Do you think I could start a charity that sends free T-shirts to high schoolers that say things like "no gods, no masters" "trans rights are humans rights"?
Most high schools in those states, I'd imagine, have rules about bullying and walking out of class, and I'm quite sure all of those states have laws about murder.
My ten-year-old daughter has been staying in Lawton, OK, with my eldest, her sister, for the past year. They were once very close, but my eldest and her family relocated about five years ago. During that time, my eldest has welcomed two new additions to her family. I've been the primary caregiver for my youngest since she was just eight months old, so naturally, she shares a strong bond with her older sister. Given that all the people I cherish are in Lawton and that's where they wish to remain, I've decided to relocate there as well. At 46, I realize I may have more time ahead of me than I initially anticipated, so why not make the move?

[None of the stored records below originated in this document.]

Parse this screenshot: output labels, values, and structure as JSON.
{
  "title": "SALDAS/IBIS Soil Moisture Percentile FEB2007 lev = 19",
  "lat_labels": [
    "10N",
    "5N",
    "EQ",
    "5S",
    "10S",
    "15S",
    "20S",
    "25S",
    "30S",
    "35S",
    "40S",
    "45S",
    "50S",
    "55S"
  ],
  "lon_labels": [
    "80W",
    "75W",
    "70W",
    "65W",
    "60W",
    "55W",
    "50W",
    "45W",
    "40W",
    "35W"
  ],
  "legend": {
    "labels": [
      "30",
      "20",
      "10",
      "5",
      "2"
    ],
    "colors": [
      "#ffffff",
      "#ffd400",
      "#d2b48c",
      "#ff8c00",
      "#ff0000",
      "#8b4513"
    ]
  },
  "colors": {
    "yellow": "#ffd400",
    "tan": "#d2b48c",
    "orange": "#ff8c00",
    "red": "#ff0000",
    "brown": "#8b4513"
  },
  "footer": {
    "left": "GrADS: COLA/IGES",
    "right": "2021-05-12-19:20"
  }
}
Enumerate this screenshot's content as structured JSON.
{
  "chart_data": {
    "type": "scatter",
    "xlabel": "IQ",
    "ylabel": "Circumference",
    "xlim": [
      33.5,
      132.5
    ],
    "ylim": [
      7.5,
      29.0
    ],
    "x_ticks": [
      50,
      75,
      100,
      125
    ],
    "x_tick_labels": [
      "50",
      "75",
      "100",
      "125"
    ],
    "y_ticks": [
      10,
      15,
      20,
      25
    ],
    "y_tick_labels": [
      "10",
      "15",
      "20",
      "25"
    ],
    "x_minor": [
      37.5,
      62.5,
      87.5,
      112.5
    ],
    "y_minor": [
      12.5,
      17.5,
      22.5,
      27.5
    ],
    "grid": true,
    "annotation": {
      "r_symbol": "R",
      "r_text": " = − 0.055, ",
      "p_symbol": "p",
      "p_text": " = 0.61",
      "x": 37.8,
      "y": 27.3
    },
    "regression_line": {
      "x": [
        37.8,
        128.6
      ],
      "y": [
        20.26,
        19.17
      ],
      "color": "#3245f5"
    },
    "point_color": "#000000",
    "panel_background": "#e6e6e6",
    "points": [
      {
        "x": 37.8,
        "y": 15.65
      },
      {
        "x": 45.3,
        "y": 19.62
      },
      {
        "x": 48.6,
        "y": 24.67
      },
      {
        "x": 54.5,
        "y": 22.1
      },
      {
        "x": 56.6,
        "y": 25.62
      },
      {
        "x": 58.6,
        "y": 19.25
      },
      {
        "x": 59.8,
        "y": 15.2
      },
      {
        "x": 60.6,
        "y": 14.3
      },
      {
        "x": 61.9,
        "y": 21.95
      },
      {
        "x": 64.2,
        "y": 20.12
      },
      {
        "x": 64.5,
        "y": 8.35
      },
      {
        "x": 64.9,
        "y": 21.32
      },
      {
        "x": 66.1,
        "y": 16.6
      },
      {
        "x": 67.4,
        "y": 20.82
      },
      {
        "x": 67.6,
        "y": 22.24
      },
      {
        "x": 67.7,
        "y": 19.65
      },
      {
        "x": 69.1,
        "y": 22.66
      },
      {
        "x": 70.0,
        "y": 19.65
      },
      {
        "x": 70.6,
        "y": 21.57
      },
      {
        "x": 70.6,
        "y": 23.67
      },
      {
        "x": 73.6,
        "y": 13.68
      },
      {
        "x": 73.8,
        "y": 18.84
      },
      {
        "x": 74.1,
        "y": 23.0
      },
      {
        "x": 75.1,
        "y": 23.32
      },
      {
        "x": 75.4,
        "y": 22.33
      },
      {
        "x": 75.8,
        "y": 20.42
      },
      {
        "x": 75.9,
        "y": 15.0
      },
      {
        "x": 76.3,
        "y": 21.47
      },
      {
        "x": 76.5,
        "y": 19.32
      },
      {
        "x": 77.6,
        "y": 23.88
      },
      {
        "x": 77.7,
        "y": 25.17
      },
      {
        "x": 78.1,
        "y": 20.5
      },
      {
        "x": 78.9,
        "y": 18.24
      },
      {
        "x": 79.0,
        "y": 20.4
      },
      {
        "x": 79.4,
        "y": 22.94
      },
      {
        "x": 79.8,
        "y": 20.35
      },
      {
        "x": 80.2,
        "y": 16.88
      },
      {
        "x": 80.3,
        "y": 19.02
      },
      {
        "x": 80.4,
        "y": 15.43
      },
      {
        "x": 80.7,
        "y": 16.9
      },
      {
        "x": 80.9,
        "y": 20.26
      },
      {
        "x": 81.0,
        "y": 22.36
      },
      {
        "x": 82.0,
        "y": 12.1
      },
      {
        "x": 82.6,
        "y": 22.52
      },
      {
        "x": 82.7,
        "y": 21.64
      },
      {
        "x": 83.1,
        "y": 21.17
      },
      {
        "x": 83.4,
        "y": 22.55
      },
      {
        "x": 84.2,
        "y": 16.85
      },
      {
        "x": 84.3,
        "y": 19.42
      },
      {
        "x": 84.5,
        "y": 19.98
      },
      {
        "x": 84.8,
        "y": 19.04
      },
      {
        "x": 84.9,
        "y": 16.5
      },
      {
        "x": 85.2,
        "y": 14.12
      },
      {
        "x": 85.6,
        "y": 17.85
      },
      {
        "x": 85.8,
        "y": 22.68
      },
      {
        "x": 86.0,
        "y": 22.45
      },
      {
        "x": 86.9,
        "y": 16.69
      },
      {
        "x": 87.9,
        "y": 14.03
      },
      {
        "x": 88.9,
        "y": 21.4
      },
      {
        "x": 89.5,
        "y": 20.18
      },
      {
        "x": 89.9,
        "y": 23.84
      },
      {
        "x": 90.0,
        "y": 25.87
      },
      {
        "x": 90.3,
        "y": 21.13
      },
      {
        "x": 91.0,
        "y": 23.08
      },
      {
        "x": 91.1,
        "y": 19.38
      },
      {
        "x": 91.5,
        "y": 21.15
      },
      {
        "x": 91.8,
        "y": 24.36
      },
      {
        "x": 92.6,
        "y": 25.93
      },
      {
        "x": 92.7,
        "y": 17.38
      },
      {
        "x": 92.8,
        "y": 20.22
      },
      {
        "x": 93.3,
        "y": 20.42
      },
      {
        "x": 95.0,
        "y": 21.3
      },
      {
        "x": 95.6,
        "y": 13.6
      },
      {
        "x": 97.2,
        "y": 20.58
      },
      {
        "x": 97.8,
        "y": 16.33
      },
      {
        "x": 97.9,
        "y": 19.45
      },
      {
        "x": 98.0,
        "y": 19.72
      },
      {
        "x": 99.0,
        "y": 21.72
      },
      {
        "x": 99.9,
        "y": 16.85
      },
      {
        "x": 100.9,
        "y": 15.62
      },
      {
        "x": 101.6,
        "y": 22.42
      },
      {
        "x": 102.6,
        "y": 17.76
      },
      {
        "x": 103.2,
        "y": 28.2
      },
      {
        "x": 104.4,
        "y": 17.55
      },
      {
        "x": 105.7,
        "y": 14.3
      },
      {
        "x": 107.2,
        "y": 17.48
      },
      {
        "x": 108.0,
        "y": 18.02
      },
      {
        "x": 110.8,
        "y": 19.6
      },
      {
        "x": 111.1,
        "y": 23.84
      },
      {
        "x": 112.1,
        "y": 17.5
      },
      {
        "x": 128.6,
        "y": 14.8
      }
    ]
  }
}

However, as I reflect on my decision, I can't help but ponder whether there truly exists a "safe place" free from hate. Despite my readiness to leave behind the issues of Texas, conversations I've overheard and the experiences my children describe from their school environment make me question this notion. The tolerated presence of hate within our society generally is concerning.
It's disheartening to witness how hate and ignorance persist, even with the abundance of available technology and resources. It seems that some individuals deliberately choose to harbor these sentiments. In light of this reality, I find myself wondering: "can we ever truly escape it?"